Hoàng Thị Bảo Trâm

Personal information
- Born: 9 January 1987 (age 39)

Chess career
- Country: Vietnam
- Title: Woman Grandmaster (2006)
- Peak rating: 2410 (October 2017)

= Hoàng Thị Bảo Trâm =

Vietnamese chess player (born 1987)

Hoàng Thị Bảo Trâm (born 9 January 1987) is a Vietnamese chess player and Woman Grandmaster. She is a two-time Vietnamese Women's Chess Championship winner (2011, 2018), Women's Asian Team Chess Championship team gold winner (2005), and two-time World Women's Team Chess Championships individual medalist (2011, 2017).

==Biography==
Hoàng Thị Bảo Trâm won Vietnamese Women's Chess Championship in 2011 and in 2018.

Hoàng Thị Bảo Trâm played for Vietnam in the Women's Chess Olympiads:
- In 2006, at second board in the 37th Chess Olympiad (women) in Turin (+5, =4, -2),
- In 2008, at fourth board in the 38th Chess Olympiad (women) in Dresden (+4, =0, -4),
- In 2010, at first board in the 39th Chess Olympiad (women) in Khanty-Mansiysk (+3, =2, -4),
- In 2014, at third board in the 41st Chess Olympiad (women) in Tromsø (+4, =2, -3),
- In 2016, at second board in the 42nd Chess Olympiad (women) in Baku (+4, =3, -4),
- In 2018, at third board in the 43rd Chess Olympiad (women) in Batumi (+3, =2, -2).

Hoàng Thị Bảo Trâm played for Vietnam in the World Women's Team Chess Championships:
- In 2007, at third board in the 1st Women's World Team Chess Championship in Yekaterinburg (+1, =3, -3),
- In 2009, at first board in the 2nd Women's World Team Chess Championship in Ningbo (+1, =5, -3),
- In 2011, at second board in the 3rd Women's World Team Chess Championship in Mardin (+4, =2, -2) and won individual bronze medal,
- In 2017, at second board in the 5th Women's World Team Chess Championship in Khanty-Mansiysk (+3, =4, -0) and won individual gold medal.

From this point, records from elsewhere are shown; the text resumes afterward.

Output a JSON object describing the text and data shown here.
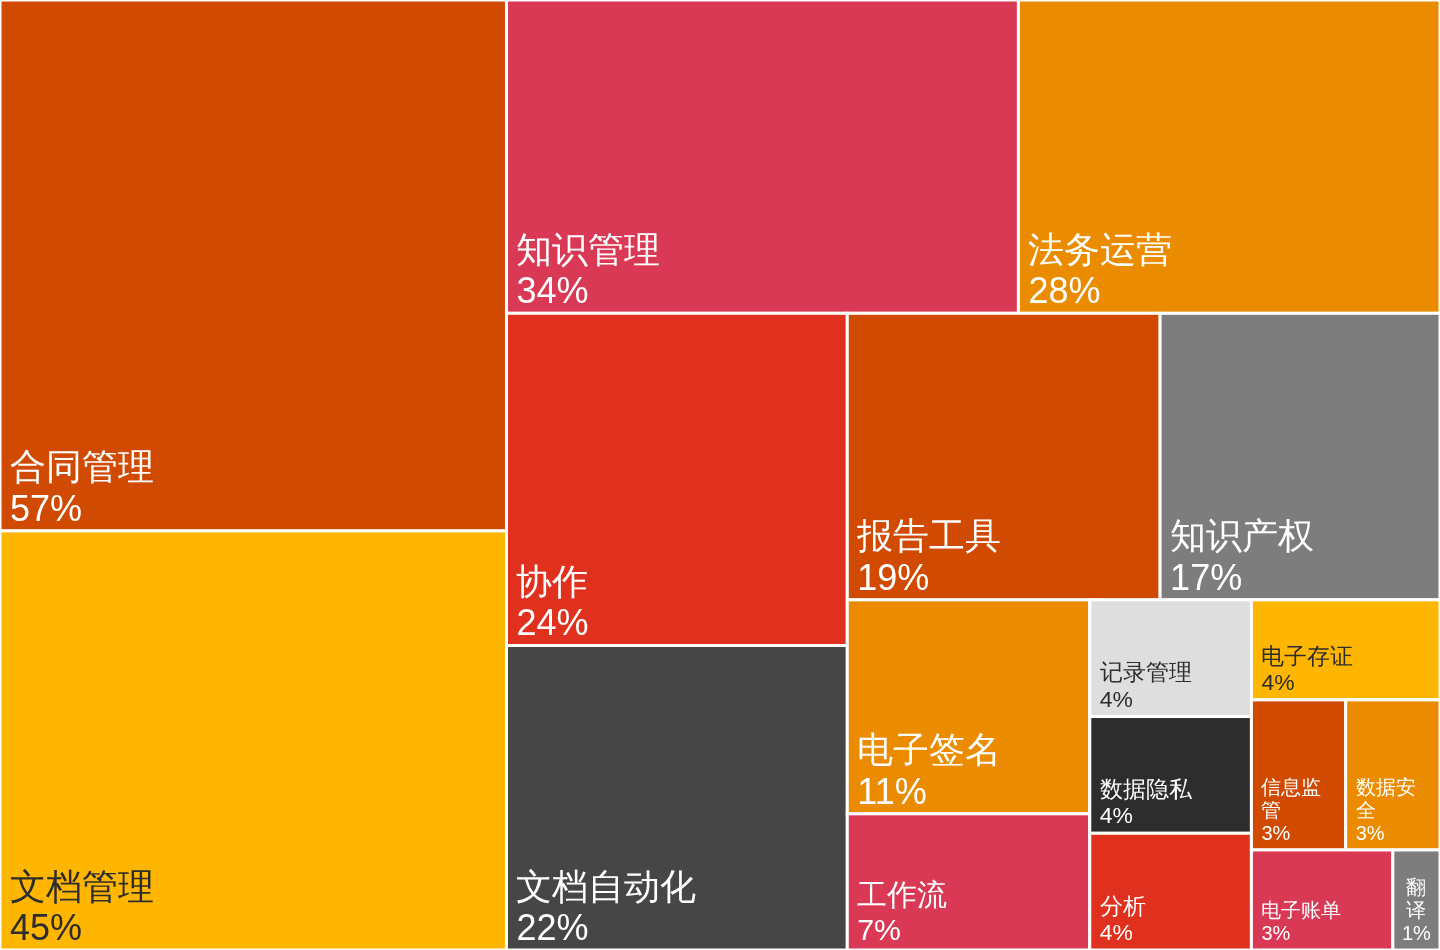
{
  "chart_data": {
    "type": "other",
    "categories": [
      "合同管理",
      "文档管理",
      "知识管理",
      "法务运营",
      "协作",
      "文档自动化",
      "报告工具",
      "知识产权",
      "电子签名",
      "工作流",
      "记录管理",
      "数据隐私",
      "分析",
      "电子存证",
      "信息监管",
      "数据安全",
      "电子账单",
      "翻译"
    ],
    "values": [
      57,
      45,
      34,
      28,
      24,
      22,
      19,
      17,
      11,
      7,
      4,
      4,
      4,
      4,
      3,
      3,
      3,
      1
    ],
    "value_labels": [
      "57%",
      "45%",
      "34%",
      "28%",
      "24%",
      "22%",
      "19%",
      "17%",
      "11%",
      "7%",
      "4%",
      "4%",
      "4%",
      "4%",
      "3%",
      "3%",
      "3%",
      "1%"
    ],
    "colors": [
      "#d04a02",
      "#ffb600",
      "#d93954",
      "#eb8c00",
      "#e0301e",
      "#464646",
      "#d04a02",
      "#7d7d7d",
      "#eb8c00",
      "#d93954",
      "#dedede",
      "#2d2d2d",
      "#e0301e",
      "#ffb600",
      "#d04a02",
      "#eb8c00",
      "#d93954",
      "#7d7d7d"
    ]
  }
}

Hoàng Thị Bảo Trâm played for Vietnam in the Women's Asian Team Chess Championships:
- In 2005, at first reserve board in the 4th Asian Team Chess Championship (women) in Isfahan (+3, =2, -0) and won team and individual gold medals,
- In 2008, at first reserve board in the 5th Asian Team Chess Championship (women) in Visakhapatnam (+2, =2, -0) and won team bronze and individual silver medals,
- In 2014, at second board in the 8th Asian Women's Nations Chess Cup in Tabriz (+2, =2, -1) and won individual bronze medal,
- In 2016, at second board in the 9th Asian Women's Nations Chess Cup in Abu Dhabi (+4, =1, -2) and won individual bronze medal.

Hoàng Thị Bảo Trâm played for Vietnam in the Asian Games:
- In 2010, at first board in the 16th Asian Games (chess - women) in Guangzhou (+0, =4, -4) and won team bronze medal.

Hoàng Thị Bảo Trâm played for Vietnam in the Asian Indoor Games:
- In 2009, at first women board in the 3rd Asian Indoor Chess Games in Hanoi (+4, =4, -2) and won team silver medal.

In 2005, she was awarded the FIDE Woman International Master (WIM) title and received the FIDE Woman Grandmaster (WGM) title a year later.